Thoughts on investing

Years ago, I read something about investing as a Christian that has stuck with me. There are two general rules that should guide our management of our assets.

1) Our investments should be active. We should not just be sitting on cash or other assets like a miser.
2) Our investments should be working for good. In other words, we should have our assets actively working in ways that are helpful rather than detrimental to humanity. That is one way Christians show what loving your neighbor is all about.

Granted, these rules open up a big can of worms and a lot of moral questions, and I used to give my perspective more but I have figured out that there is leeway in how Christians might apply the rules to their investments. I will leave the specific applications to you, your conscience, and God. But here is an example from my own life of what these rules mean to me.

In the years leading up to the stock market and real estate crash, I had some cash in the bank and an itch to become a real estate investor. So I started buying property and reselling it. For a while, things went quite well. I was buying lots of land that I considered a bargain and immediately relisting them at a premium price. The reason I could sell at a higher price was because I was offering owner financing, which meant the buyer could easily borrow the money from me rather than paying expensive closing costs to a bank.

One day, we were wandering around looking for real estate to buy and I found a neighborhood that had three 5-acre building lots in them.
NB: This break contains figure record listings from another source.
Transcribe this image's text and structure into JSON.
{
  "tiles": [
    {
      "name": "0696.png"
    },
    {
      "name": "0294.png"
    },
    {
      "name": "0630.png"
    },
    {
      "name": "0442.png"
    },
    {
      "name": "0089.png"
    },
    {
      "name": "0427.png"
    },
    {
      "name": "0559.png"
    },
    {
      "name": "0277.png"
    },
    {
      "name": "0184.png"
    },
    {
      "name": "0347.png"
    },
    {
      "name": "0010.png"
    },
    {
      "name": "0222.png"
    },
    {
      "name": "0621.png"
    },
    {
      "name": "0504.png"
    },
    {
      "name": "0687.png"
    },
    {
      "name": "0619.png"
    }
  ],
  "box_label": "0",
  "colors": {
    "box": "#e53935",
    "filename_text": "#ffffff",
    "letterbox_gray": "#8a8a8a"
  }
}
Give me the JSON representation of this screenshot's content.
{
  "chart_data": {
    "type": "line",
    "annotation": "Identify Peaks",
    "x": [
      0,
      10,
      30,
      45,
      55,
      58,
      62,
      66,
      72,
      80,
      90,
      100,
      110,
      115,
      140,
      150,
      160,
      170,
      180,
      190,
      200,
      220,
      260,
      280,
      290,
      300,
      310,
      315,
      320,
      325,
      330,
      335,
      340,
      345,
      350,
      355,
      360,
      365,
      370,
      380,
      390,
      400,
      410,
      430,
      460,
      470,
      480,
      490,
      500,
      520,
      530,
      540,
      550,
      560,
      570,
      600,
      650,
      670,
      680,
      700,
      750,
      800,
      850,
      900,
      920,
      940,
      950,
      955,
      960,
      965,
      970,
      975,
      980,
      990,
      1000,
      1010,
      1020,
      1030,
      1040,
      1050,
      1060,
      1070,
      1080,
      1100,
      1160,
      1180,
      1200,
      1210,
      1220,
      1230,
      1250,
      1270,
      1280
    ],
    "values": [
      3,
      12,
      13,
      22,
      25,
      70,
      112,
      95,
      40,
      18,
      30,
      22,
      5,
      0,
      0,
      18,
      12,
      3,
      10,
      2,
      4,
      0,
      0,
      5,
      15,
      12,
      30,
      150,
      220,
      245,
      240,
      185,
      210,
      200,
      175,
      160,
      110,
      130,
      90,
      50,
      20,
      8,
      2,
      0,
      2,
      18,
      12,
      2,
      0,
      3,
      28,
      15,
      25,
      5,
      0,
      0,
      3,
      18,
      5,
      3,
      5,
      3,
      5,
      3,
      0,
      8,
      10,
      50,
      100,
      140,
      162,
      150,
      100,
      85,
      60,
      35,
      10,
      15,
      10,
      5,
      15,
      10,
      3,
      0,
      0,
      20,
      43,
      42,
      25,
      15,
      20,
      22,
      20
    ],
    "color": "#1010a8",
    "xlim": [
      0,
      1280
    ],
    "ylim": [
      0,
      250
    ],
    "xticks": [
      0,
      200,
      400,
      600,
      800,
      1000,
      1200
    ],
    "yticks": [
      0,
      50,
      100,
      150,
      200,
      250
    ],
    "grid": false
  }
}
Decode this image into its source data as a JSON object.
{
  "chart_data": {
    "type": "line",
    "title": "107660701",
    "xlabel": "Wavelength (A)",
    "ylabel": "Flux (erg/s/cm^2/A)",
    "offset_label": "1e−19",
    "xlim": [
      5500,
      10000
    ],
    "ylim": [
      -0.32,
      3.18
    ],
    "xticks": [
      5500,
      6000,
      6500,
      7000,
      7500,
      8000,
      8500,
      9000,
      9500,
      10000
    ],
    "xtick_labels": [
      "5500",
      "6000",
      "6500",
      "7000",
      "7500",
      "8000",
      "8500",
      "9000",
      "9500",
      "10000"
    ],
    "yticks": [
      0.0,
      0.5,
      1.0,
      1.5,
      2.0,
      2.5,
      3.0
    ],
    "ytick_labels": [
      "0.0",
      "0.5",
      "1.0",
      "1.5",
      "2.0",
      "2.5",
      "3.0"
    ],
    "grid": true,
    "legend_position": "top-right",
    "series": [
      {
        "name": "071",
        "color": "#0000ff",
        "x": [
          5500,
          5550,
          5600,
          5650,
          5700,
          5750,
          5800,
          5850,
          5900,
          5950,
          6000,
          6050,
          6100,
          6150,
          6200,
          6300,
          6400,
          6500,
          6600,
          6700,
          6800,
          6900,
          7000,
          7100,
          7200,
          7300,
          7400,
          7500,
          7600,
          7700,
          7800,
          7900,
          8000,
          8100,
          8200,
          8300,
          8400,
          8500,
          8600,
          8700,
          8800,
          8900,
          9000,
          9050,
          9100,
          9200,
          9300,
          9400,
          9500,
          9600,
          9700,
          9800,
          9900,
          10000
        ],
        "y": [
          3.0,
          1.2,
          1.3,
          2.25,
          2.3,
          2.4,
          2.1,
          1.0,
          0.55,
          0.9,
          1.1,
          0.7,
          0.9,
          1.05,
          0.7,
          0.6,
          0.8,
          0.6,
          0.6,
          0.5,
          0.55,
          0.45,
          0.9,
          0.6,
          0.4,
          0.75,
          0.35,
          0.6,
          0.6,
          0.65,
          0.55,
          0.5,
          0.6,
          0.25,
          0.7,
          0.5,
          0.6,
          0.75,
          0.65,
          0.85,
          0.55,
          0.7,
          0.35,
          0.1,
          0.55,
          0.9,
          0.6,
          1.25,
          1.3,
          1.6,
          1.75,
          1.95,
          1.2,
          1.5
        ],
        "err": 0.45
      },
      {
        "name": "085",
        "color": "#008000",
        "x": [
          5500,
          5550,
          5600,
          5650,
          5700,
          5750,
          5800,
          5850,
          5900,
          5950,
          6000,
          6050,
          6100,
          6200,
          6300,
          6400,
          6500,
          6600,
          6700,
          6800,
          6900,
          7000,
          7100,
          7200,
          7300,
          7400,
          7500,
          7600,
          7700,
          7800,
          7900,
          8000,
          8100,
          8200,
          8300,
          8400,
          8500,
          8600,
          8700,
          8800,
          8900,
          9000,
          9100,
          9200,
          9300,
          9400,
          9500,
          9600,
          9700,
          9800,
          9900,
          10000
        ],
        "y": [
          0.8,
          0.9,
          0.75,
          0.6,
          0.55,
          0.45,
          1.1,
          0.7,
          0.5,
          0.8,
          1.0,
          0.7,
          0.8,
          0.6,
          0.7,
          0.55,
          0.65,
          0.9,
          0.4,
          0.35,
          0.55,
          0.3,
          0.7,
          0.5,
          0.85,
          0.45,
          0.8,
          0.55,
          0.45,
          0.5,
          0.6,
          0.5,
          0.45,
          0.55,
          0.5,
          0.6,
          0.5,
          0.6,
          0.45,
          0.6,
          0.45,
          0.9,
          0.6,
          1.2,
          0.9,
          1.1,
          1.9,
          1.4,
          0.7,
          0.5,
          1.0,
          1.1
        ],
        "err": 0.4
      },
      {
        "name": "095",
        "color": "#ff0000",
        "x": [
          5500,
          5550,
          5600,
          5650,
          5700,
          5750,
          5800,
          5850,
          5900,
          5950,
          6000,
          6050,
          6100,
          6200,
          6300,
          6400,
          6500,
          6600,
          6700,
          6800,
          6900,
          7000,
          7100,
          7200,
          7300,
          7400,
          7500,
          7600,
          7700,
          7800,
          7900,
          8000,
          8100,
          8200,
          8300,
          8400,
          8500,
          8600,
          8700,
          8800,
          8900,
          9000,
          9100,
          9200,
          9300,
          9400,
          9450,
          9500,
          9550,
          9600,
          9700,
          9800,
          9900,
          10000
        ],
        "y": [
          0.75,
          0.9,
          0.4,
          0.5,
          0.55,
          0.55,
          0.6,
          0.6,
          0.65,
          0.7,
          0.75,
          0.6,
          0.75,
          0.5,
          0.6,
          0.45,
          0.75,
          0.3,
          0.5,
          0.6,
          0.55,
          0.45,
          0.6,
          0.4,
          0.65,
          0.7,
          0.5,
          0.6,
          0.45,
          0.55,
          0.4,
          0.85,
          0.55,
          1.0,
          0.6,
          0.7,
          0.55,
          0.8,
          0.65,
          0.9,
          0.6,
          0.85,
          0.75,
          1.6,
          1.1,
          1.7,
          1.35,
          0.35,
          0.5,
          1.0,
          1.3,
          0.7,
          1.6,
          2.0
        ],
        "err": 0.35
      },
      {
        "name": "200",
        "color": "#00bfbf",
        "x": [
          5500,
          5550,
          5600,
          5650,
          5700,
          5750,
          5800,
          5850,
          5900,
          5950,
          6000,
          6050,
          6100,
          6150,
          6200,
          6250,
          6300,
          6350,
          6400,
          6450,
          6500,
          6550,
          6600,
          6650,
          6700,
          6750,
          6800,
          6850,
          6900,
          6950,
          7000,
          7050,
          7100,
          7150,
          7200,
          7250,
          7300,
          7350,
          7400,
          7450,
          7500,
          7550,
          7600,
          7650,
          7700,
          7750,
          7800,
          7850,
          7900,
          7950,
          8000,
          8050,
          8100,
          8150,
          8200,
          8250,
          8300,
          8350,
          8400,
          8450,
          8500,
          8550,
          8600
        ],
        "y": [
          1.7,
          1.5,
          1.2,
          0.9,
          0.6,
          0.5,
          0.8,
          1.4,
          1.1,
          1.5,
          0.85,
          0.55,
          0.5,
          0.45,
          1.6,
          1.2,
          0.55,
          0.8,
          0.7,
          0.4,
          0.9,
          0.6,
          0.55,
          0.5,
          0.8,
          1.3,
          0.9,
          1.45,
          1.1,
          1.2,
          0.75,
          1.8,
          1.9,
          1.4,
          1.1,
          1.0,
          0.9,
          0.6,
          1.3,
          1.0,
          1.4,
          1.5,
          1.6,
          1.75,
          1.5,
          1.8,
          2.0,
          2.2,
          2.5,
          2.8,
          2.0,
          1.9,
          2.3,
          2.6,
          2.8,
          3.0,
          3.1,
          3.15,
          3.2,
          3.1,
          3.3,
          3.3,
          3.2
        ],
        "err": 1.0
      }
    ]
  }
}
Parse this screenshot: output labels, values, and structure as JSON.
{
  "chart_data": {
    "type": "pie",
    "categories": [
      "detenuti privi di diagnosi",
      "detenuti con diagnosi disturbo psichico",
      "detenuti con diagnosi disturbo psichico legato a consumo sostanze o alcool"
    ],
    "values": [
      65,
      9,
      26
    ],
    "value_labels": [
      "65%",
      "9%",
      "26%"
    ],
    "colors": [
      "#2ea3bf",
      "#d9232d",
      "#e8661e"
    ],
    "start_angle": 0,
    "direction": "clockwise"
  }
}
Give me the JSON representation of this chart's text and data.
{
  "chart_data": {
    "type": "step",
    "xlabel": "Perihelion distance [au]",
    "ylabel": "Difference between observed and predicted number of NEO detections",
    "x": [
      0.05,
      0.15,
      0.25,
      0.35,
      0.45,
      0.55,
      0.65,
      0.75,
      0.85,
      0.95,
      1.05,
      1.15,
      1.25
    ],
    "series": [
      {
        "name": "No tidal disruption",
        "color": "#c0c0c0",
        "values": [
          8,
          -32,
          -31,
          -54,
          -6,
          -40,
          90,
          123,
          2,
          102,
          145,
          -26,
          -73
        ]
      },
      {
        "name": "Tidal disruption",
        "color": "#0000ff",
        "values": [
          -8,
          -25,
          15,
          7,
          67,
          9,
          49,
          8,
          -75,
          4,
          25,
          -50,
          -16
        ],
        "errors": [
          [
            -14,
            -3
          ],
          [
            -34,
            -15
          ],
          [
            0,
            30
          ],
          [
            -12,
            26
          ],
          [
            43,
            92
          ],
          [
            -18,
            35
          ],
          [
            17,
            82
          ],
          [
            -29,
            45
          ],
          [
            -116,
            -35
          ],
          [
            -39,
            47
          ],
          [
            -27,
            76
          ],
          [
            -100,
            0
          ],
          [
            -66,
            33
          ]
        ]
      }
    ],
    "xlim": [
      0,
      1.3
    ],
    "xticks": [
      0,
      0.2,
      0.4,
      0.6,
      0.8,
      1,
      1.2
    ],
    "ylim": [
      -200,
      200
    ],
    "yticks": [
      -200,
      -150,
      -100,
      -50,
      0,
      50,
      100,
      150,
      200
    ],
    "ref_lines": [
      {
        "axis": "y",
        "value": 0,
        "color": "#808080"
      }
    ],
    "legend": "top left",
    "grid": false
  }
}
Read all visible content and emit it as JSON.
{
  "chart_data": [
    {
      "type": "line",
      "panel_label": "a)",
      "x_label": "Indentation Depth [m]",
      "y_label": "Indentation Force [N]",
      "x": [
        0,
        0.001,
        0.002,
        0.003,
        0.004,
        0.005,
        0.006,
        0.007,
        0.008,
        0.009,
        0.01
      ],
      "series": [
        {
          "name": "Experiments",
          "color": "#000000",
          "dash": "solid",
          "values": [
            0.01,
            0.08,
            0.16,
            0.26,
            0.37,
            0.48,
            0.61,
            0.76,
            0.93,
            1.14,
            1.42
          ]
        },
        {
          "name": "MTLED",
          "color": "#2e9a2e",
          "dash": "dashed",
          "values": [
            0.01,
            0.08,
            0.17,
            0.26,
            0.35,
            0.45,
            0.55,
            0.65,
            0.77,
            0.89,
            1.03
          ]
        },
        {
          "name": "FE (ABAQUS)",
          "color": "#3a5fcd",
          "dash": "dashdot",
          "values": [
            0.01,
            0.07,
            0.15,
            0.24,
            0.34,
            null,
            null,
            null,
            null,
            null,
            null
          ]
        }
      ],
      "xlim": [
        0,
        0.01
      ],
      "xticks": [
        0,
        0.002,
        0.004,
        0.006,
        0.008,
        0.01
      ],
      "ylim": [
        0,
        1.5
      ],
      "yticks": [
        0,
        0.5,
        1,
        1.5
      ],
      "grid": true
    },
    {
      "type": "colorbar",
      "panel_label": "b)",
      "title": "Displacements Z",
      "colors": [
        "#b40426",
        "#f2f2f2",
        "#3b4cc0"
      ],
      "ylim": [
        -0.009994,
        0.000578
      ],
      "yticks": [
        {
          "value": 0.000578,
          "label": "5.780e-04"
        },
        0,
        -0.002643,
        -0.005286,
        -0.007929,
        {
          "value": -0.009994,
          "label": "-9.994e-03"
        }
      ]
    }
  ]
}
I liked the neighborhood and location and even though the price was not exactly low, I bought all three.

I sold one those lots for a profit within a few months but the others would not sell. Then the crash came. All of a sudden, nobody was building homes. In fact, home building basically went extinct in the Atlanta area. And as a result, I have held onto those two lots for all these years.

I am going to go ahead and give you specific numbers in this post instead of being vague like I normally would be. I paid $95,000 for one of those lots. It is beautiful and backs up to a pristine state park, but no one has even been interested enough to make an offer for years. I dropped the price slowly over time and last week, sold it for $48,000 which was what it was worth based on comparative sales in the area. Now I know that sounds crazy to some of you, especially when you consider that I really didn’t have to sell right now. But I sold it with no regrets.

From what I have observed, that is not what most people would have done. The more conventional approach people take to investments gone bad is to try to hold onto them to wait for the price to come back so they can at least break even. There is a big problem with that mindset though and I want to explain why. First of all, yes, I lost almost $50,000 on that investment but I did not lose it last week at the closing. I actually lost it when the market crashed years ago and that is when my net worth was affected. From a net worth perspective, selling that property did not change anything. It just meant that as of the sale, rather than owning a piece of property worth $48,000, I had $48,000 in cash that I can now invest into something else.

When deciding whether to sell or not, the only question that I needed to answer was simply this: could that $48,000 be put to better use invested some place other than in that land? That really is it. If I let the price I bought the property (and the big loss) affect my decision to sell in any way, that would be a mistake. It would basically become an emotional rather than logical decision.

I looked at the area and what was happening with real estate. In general, prices are increasing 4% a year at the moment. That is probably a good prediction going forward for a while so I only had to ask myself whether I wanted that money invested with a 4% annual return or whether I could do something else with the money to beat a 4% return. Truthfully, it was sort of an easy decision. A 4% return is pretty anemic, especially when compared to the return I get on invested capital in business. Sitting on land that is appreciating so slowly is basically the same thing as sitting on cash like a miser does. It is not a very active use of money.

Now I am not saying holding onto sleepy land is wrong for everyone. For some, depending on what assets they have, their diversity in their portfolio, their age, and other factors, it might make perfect sense to hang onto land that is appreciating at 4% a year. But for me, it is not the right thing to do.

So I sold. I took the loss and that is OK. Because here is the way I have to look at it: the assets God lets me manage need to be invested in the best ways possible. Investments that are performing poorly in light of my particular situation need to be reallocated regardless of how painful it might be to take a loss.

From a practical standpoint, what I am advocating here is very logically-based rather than emotionally-based investing. Emotions will get you into a heap of trouble. Find ways to insulate your emotions as much as possible when making financial decisions. I am a big fan of the robo advisors that are getting to be so popular for investing in the stock market because they are designed to remove the emotional component as much as possible. In fact, I now use robo advisors for all of my stock market investments.

For those interested, outside of my parents, the person who has probably shaped my outlook on investing more than anyone else has been a Christian financial counselor named Gary Moore. That is where those two rules I mentioned at the top of this article come from. I hate using caveats when recommending people but I will warn you that if you are conservative, much of what Gary Moore will say will make you mad. He is in many ways the anti-Dave Ramsey. I don’t buy everything he says but I do think he is very thoughtful and worth reading. For many reasons, his view of how money actually works is far superior to what Ramsey preaches. The Christian’s Guide To Wise Investing would be my starting recommendation.